An impingement injector (30) comprising:
an injector core (32) including a plurality of conduits (38), the plurality of conduits (38) including a first conduit (38a) and second conduits (38b-e) disposed circumferentially around the first conduit (38a), the second conduits (38b-e) being at an impinging angle with respect to the first conduit (38a); and characterised by

a plurality of tunable jet tubes (40) disposed in corresponding ones of the second conduits (38b-e), wherein at least a portion of the tubes (40) threadingly engage the injector core (32) and the tubes (40) include an internal surface (60) having a faceted geometry, such that the tubes (40) are replaceably insertable into, and removable from the conduits (38b-e).

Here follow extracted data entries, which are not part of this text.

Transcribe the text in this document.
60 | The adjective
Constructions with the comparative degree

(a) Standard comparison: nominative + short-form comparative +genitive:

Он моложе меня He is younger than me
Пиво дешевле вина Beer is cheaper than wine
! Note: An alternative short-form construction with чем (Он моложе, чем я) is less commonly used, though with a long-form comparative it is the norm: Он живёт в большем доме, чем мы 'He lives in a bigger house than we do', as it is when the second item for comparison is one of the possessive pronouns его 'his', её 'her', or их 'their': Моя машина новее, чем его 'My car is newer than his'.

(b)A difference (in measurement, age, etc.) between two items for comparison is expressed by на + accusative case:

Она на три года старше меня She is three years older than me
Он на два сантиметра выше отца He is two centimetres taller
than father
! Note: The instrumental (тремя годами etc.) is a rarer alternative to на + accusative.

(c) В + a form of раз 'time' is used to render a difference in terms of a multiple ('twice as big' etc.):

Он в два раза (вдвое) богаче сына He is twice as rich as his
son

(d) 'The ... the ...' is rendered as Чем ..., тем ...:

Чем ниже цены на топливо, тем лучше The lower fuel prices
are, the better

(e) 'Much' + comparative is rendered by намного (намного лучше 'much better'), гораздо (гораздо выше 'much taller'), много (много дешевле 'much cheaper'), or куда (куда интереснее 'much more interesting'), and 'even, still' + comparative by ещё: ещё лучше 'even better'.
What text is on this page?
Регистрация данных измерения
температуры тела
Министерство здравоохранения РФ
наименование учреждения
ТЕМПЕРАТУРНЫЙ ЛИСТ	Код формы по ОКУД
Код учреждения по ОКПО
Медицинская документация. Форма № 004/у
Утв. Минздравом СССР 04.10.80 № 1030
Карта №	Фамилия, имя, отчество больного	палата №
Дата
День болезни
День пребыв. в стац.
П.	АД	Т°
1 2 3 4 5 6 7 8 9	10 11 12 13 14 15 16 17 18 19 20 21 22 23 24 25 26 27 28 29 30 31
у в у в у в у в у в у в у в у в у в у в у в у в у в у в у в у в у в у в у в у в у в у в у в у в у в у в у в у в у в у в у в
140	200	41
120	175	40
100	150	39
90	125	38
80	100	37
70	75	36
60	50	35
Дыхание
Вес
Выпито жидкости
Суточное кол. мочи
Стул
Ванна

The impingement injector as recited in claim 1, wherein the tubes (40) extend completely between a first side (34) and a second side (36).

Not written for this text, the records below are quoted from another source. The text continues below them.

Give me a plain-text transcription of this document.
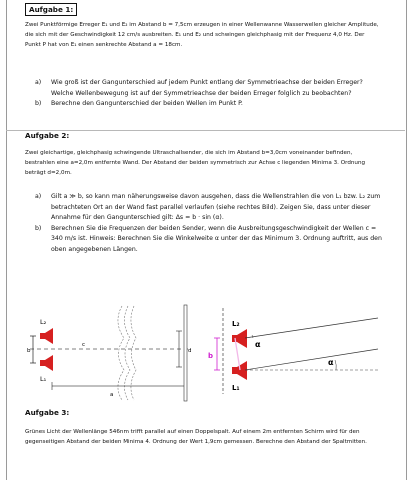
Aufgabe 1:
Zwei Punktförmige Erreger E₁ und E₂ im Abstand b = 7,5cm erzeugen in einer Wellenwanne Wasserwellen gleicher Amplitude, die sich mit der Geschwindigkeit 12 cm/s ausbreiten. E₁ und E₂ und schwingen gleichphasig mit der Frequenz 4,0 Hz. Der Punkt P hat von E₁ einen senkrechte Abstand a = 18cm.
a)	Wie groß ist der Gangunterschied auf jedem Punkt entlang der Symmetrieachse der beiden Erreger? Welche Wellenbewegung ist auf der Symmetrieachse der beiden Erreger folglich zu beobachten?
b)	Berechne den Gangunterschied der beiden Wellen im Punkt P.
Aufgabe 2:
Zwei gleichartige, gleichphasig schwingende Ultraschallsender, die sich im Abstand b=3,0cm voneinander befinden, bestrahlen eine a=2,0m entfernte Wand. Der Abstand der beiden symmetrisch zur Achse c liegenden Minima 3. Ordnung beträgt d=2,0m.
a)	Gilt a ≫ b, so kann man näherungsweise davon ausgehen, dass die Wellenstrahlen die von L₁ bzw. L₂ zum betrachteten Ort an der Wand fast parallel verlaufen (siehe rechtes Bild). Zeigen Sie, dass unter dieser Annahme für den Gangunterschied gilt: Δs = b · sin (α).
b)	Berechnen Sie die Frequenzen der beiden Sender, wenn die Ausbreitungsgeschwindigkeit der Wellen c = 340 m/s ist. Hinweis: Berechnen Sie die Winkelweite α unter der das Minimum 3. Ordnung auftritt, aus den oben angegebenen Längen.
L₂
L₁
b
c
a
d
L₂
L₁
b
α
α
Aufgabe 3:
Grünes Licht der Wellenlänge 546nm trifft parallel auf einen Doppelspalt. Auf einem 2m entfernten Schirm wird für den gegenseitigen Abstand der beiden Minima 4. Ordnung der Wert 1,9cm gemessen. Berechne den Abstand der Spaltmitten.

The impingement injector as recited in claim 1 or 2, wherein at least one of the tubes (40) is made of a first material and the injector core (32) is made of a second material different from the first material in composition.
The impingement injector as recited in any of claims 1, 2 or 3, wherein at least a portion of the tubes (40) breach at least one of a/the first side (34) or a/the second side (36).

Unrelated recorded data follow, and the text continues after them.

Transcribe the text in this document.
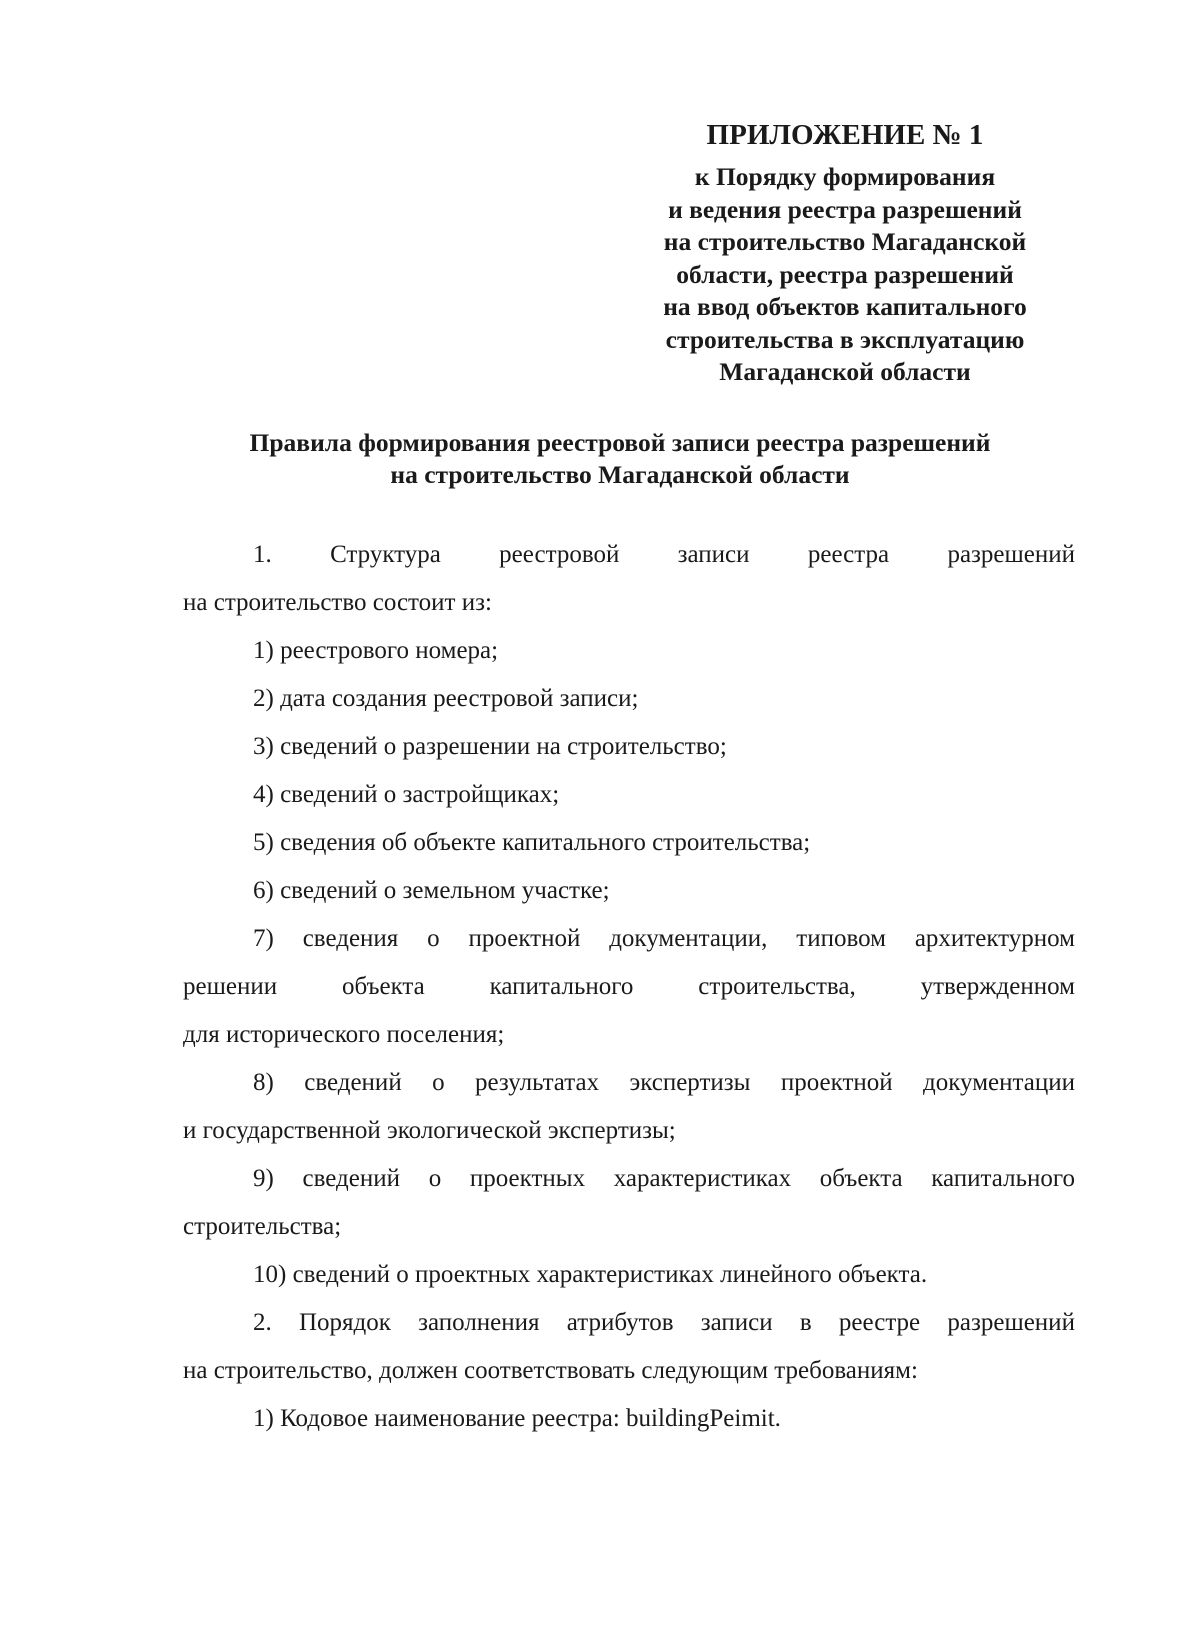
ПРИЛОЖЕНИЕ № 1
к Порядку формирования
и ведения реестра разрешений
на строительство Магаданской
области, реестра разрешений
на ввод объектов капитального
строительства в эксплуатацию
Магаданской области
Правила формирования реестровой записи реестра разрешений
на строительство Магаданской области
1. Структура реестровой записи реестра разрешений
на строительство состоит из:
1) реестрового номера;
2) дата создания реестровой записи;
3) сведений о разрешении на строительство;
4) сведений о застройщиках;
5) сведения об объекте капитального строительства;
6) сведений о земельном участке;
7) сведения о проектной документации, типовом архитектурном
решении	объекта	капитального	строительства,	утвержденном
для исторического поселения;
8) сведений о результатах экспертизы проектной документации
и государственной экологической экспертизы;
9) сведений о проектных характеристиках объекта капитального
строительства;
10) сведений о проектных характеристиках линейного объекта.
2. Порядок заполнения атрибутов записи в реестре разрешений
на строительство, должен соответствовать следующим требованиям:
1) Кодовое наименование реестра: buildingPeimit.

The impingement injector as recited in any preceding claim, wherein the tubes (40) each include an open end (50) lying in a plane (P1) that is inclined with regard to a central axis of the tube (40).
The impingement injector as recited in any preceding claim, wherein the faceted geometry is a faceted, hexagonal geometry.
The impingement injector as recited in any preceding claim, wherein the injector core (32) is a cylindrical plate.
A method of assembling an impingement injector (30), the method comprising:
providing an injector core (32) that includes a plurality of conduits (38), the plurality of conduits (38) including a first conduit (38a) and second conduits (38b-e) disposed circumferentially around the first conduit (38a), the second conduits (38be) being at an impinging angle with respect to the first conduit (38a); and characterised by

inserting tubes (40) into corresponding ones of the second conduits (38b-e), wherein at least a portion of the tubes (40) threadingly engage the injector core (32), and the tubes (40) include an internal surface (60) having a faceted geometry; and by

removing one of the tubes (40) from one of the second conduits (38b-e), the removed tube (40) having an injector orifice (70) extending there through defining a first diameter (D1), and inserting a replacement tube (40') into the one second conduit (38b-e), the replacement tube (40') having an injector orifice (70) extending there through defining a different, second diameter (D2).
The method as recited in claim 8, wherein the removing, and the inserting of the replacement tube (40'), are responsive to a characteristic of a gasifier reactor system (20), to influence performance of the gasifier reactor system (20).